Tired of managing a disaster?

by | May 29, 2020 | Help for Couples | 1 comment

After writing yesterday’s blog about intensity and isolation, I needed a break. I was worn out from working this new way, fatigued by online meetings. While I don’t advocate my choice as the best strategy for relieving fatigue, I did go home and I watched a movie on HBO. It was an active choice to unplug, but here is the twist…

The movie that seemed appealing to me was “Out of Africa” with Meryl Streep. It is a story about a woman who moves to Africa and has an intense and isolating experience in her search for a different life than she anticipated had she stayed in Denmark in 1913. I watch the film for the gorgeous cinematography, the sublime musical score and the elegant story.

The film matches the intensity and isolation of how we are now living in the time of a pandemic. Streep’s character, Karen Blixen, endures hardship, danger, financial ruin and grief. From this experience, she invents a coping strategy. In one scene, 18 years after she arrived in Africa, she is sitting on a box in her empty house the night before she leaves to go back to Denmark. Her shoulders are slumped in failure after the entire investment in her farm has been lost, burned to the ground in a barn fire housing her crop and equipment. She relates her coping strategy in this statement; “When I think I can’t stand it, I go one moment more. And then I realize I can withstand anything”.

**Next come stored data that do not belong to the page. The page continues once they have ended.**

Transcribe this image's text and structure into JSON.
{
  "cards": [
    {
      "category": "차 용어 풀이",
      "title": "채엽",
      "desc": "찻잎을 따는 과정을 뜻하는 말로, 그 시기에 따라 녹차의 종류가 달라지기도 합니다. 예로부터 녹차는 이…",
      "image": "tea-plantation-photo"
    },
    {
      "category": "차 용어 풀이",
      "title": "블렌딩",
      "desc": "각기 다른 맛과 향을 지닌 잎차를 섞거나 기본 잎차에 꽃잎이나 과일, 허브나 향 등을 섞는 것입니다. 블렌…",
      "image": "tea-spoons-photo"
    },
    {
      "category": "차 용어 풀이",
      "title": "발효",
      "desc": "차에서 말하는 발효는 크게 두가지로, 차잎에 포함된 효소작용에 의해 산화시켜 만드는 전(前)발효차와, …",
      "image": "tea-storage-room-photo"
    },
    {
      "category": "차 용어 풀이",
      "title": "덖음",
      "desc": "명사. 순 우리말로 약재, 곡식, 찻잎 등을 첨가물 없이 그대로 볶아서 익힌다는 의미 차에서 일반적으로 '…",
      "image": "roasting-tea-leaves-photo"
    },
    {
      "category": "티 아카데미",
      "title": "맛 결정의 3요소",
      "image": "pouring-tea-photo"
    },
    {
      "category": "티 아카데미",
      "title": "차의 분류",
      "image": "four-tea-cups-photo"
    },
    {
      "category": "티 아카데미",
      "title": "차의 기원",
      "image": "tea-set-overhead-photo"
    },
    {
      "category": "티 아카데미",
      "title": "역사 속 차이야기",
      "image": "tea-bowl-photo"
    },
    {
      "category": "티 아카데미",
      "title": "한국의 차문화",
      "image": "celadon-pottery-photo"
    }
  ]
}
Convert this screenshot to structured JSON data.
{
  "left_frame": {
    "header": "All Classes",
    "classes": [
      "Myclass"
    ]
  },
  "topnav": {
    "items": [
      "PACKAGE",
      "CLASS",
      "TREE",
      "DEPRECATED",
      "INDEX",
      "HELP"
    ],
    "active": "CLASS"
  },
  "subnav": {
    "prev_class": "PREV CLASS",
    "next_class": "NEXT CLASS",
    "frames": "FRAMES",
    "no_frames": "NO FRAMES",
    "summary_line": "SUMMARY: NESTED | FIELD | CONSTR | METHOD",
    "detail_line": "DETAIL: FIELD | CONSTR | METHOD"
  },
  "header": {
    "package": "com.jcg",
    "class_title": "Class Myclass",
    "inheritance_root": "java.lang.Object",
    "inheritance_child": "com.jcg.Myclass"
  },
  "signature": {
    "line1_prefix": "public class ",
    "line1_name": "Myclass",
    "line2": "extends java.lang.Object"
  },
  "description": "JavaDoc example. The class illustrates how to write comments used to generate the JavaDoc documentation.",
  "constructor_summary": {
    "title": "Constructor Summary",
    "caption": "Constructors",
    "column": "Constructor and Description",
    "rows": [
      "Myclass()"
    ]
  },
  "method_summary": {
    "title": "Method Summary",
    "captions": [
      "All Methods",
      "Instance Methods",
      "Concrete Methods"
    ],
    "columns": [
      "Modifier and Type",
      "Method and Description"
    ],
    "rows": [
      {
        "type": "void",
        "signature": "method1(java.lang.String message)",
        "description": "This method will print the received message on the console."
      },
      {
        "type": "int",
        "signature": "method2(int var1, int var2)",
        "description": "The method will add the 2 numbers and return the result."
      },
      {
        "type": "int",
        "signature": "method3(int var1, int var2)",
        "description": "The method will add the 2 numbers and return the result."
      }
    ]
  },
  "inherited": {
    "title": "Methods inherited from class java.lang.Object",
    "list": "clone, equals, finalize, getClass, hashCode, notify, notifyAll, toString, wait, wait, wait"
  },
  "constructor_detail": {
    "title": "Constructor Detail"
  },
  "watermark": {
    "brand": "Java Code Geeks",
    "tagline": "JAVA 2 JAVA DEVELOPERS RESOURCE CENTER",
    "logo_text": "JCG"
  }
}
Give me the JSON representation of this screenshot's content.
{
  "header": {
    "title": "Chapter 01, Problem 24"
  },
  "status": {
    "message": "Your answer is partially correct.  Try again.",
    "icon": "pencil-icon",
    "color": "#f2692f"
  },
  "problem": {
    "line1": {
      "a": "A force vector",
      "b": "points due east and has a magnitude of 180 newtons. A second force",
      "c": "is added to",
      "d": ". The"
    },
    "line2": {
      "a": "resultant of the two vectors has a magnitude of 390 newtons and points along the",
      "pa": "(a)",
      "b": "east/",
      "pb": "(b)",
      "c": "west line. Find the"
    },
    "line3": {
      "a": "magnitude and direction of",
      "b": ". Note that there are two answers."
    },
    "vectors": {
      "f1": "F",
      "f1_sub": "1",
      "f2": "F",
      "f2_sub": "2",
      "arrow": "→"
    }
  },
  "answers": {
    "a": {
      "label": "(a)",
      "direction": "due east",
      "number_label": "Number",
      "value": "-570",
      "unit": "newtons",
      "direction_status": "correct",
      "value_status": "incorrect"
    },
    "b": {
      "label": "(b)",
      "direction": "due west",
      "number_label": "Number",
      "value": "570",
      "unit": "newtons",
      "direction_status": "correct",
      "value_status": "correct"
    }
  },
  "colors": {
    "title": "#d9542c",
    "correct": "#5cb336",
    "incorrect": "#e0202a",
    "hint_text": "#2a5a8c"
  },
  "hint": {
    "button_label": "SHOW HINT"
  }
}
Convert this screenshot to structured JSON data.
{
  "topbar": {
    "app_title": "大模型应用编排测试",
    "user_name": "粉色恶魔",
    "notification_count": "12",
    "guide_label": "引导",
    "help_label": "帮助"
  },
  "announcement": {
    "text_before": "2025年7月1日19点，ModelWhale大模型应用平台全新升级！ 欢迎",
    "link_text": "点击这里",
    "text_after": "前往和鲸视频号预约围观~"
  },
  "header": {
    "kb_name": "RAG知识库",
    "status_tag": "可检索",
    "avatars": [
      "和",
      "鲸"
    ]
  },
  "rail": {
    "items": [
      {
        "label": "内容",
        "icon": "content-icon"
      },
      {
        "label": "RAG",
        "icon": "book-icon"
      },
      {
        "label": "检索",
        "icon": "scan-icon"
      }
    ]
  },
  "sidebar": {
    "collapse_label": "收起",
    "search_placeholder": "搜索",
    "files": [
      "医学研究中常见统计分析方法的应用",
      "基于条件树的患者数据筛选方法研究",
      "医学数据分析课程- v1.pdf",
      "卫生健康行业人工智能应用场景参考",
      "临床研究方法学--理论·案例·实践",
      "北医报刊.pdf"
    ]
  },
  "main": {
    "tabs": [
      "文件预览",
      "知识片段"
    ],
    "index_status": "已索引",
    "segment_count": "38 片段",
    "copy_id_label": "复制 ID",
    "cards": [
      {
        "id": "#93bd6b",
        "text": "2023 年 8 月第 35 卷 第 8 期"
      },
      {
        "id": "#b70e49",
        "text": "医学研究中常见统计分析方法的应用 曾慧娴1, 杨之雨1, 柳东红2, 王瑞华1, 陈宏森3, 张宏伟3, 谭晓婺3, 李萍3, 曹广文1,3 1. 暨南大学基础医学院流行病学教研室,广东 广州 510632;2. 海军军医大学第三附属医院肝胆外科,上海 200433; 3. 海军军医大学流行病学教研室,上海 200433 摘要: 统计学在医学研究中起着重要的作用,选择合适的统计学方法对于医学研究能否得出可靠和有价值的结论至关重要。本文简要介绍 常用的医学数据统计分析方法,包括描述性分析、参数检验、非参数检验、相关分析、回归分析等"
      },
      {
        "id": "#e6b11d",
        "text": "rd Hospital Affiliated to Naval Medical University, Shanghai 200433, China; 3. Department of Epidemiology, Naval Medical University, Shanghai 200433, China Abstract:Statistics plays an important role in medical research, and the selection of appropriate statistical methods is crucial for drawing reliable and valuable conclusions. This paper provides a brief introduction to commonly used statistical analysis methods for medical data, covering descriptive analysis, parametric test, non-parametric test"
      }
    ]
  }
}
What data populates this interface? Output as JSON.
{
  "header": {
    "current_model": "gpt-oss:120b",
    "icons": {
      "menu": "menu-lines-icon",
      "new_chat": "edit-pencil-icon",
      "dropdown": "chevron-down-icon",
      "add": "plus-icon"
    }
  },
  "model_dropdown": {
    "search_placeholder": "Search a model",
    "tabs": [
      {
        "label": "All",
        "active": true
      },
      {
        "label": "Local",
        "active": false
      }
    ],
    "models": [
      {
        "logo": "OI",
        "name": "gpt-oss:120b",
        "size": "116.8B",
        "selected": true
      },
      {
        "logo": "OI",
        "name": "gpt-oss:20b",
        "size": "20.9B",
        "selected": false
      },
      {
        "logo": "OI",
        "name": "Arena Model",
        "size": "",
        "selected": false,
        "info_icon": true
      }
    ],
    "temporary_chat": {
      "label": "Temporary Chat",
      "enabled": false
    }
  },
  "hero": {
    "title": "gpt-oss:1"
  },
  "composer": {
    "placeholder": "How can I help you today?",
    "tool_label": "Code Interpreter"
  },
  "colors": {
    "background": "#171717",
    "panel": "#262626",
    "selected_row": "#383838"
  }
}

So, perhaps this strategy is workable today. The pandemic, while novel in its application worldwide, even so, is falling into the 4 predictable phases of disaster management:

  1. Mitigation
    • Phase 1 – Mitigation was going on in government and scientific communities decades before this virus exploded as a world wide pandemic. This virus has been predicted for years. Check out the Ted Talk from Bill Gates on YouTube from April 2015. Read The End of October, the medical thriller novel by Lawrence Wright, to see how the “fantasy” spin in a fiction novel has become our reality.
  2. Preparedness
    • For most of us, the Preparedness phase occurred during the few weeks while Public Health and Government officials tried to devise a strategy to deal with the virus. We stockpiled toilet paper, cleaning supplies, and groceries. We made plans to work from home. Our IT departments pulled a rabbit out of their hat getting employees set up at home so quickly! The inventors of the Zoom platform went into overdrive getting ready for an explosion of traffic using their product. Hospitals rearranged their business model to accommodate the influx of COVID-19 patients. Businesses shut their doors, restaurants bought take out containers, teachers reinvented their classrooms to online learning. Treatment centers converted therapy groups to online experiences. This list goes on, and on, and on. The domino effect of things that stopped happening was rapid and stunning.
  3. Response
    • In Phase 3, we waited at home. We did not know how to protect ourselves beyond washing our hands and not going anywhere. As we learned more about the virus, we made new adaptations to how we could live with this threat to our health. We responded with flexibility, creativity, worry and being upset. We are still in Phase 3 – Response. Until a vaccine can give assurance that we have a level of protection, we will be living with the COVID-19 threat. It seems like we are adapting and perhaps even inventing the “new normal”.
  4. Recovery
    • It is difficult to imagine what the Phase 4 – Recovery looks like just yet. When will the lead story on the news be about something other than how many people died today? When will we stop worrying about wearing a mask, touching your face, hugging someone or going to the work without a hazmat suit and jugs of hand sanitizer? You can expect it to be longer than anticipated. Think of your last home remodel project. Didn’t that project take twice as long as you thought it should? Disaster recovery is no different.
    • We know our recovery timeline from a Red River Valley flood has a 10 year recovery time attached. Financial recovery, emotional recovery, spiritual recovery, physical recovery and social recovery are examples of what we need to focus on to regain wellness and health in its many forms.

So, while we are certainly tired of managing this disaster, we can learn from Karen Blixen in “Out of Africa” and borrow her line in the script…

“When I think I can’t stand it, I go one moment more. And then I realize I can withstand anything”.

Karen Blixen, a character in the movie “Out of Africaportrayed by Meryl Streep .

1 Comment

  1. amymayj

    Great post. I’m really longing for the days we can actually hug our loved ones and when our news feeds aren’t full of death tolls and new cases. I definitely feel like we’re adapting to a new normal, but it’s really getting us longing for the ‘old normal.’